Noreetuh
Hawaiian Soul, German Riesling, Zero Pretension
East Village · New York · American, Hawaiian · Visit Website ↗
Reviewed April 8, 2026
Wingman Metrics
First Impression
You walk into a casual East Village spot serving Hawaiian-inflected American food and the wine list hits you like a left hook — 400-plus bottles anchored by serious German Riesling and white Burgundy that would look right at home at a Michelin-starred tasting room. This is not what the neighborhood promises, which is exactly why it works. Best of Award of Excellence from Wine Spectator since 2021, and it's not a vanity trophy.
Selection Deep Dive
The list is stacked for Riesling obsessives — Egon Müller Scharzhofberger, J.J. Prüm Wehlener Sonnenuhr, Dönnhoff Nahe, and a healthy spread of Mosel Spätlese and Auslese producers make this one of the more serious German programs in the city at any price point.
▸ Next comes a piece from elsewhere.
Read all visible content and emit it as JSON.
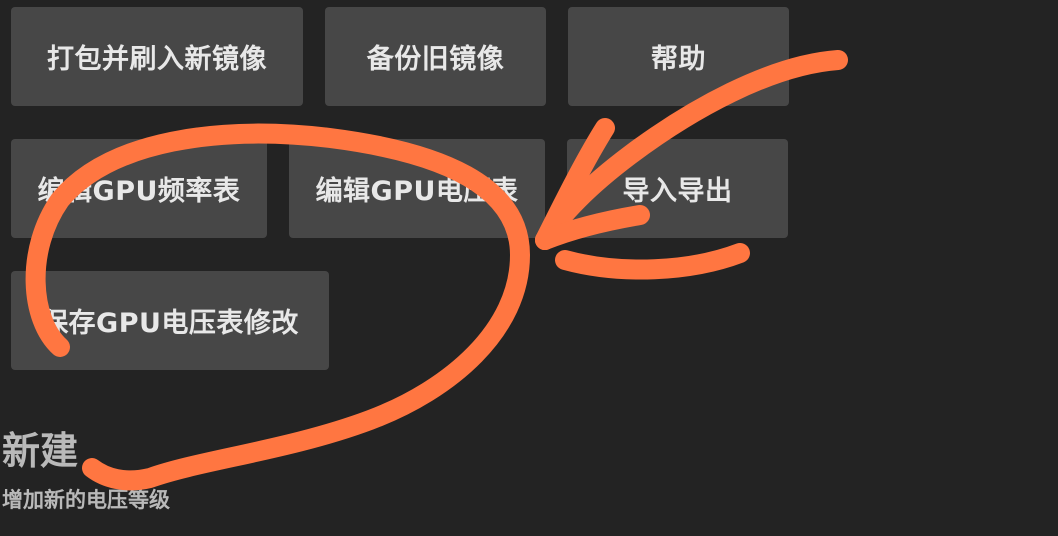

France holds its own on the other side: Domaine Leflaive Puligny-Montrachet, Pierre-Yves Colin-Morey Burgundy, and Trimbach Clos Sainte Hune for the Alsace heads in the room. The pairing logic is tight — high-acid, off-dry whites are exactly what you want next to soy, pineapple, and bright Hawaiian flavors. Gaps elsewhere in the list are easy to forgive when the core thesis is this well executed.
By the Glass
The by-the-glass program runs 12-20 options landing between $12 and $25, which is remarkably civilized for Manhattan. Expect rotating pours that mirror the list's German and French strengths rather than defaulting to the usual Pinot Grigio-and-Malbec filler. It's the kind of BTG setup that makes you want to come back on a Tuesday just to see what changed.
Dönnhoff Nahe Riesling — $55
Dönnhoff is one of Germany's benchmark producers and it regularly gets ignored in favor of flashier names. At this price point you're getting precision winemaking that plays brilliantly against anything on the savory, umami-forward menu.
Domaine Weinbach Alsace Riesling
Most people at this table are going straight for the Mosel bottles, which means Domaine Weinbach gets overlooked. That's a mistake — Alsace Riesling brings more body and richness, and it's a different animal entirely with the kitchen's richer, sweeter preparations.
Domaine Leflaive Puligny-Montrachet
Leflaive is a legendary address but Puligny-Montrachet in a Hawaiian-American restaurant is a wine in search of a reason. You're paying a premium for a name that doesn't play to the kitchen's strengths the way the Rieslings do — save it for a room where it's the star.
J.J. Prüm Wehlener Sonnenuhr Riesling Spätlese + Bruleed Hawaiian Pineapple
Off-dry Mosel Riesling and caramelized pineapple is the pairing this list was built for. The Prüm Spätlese has enough residual sweetness to mirror the fruit without being cloying, and its electric acidity cuts right through the brulee char. It's the whole point of this wine program in a single glass.
🎲 The Bottom Line
Noreetuh is the rare casual neighborhood spot that genuinely earns its wine credibility — it's a taco joint logic applied to Hawaiian food and German Riesling, and it absolutely works. If you care about white wine, especially German whites, this is a destination, not an afterthought.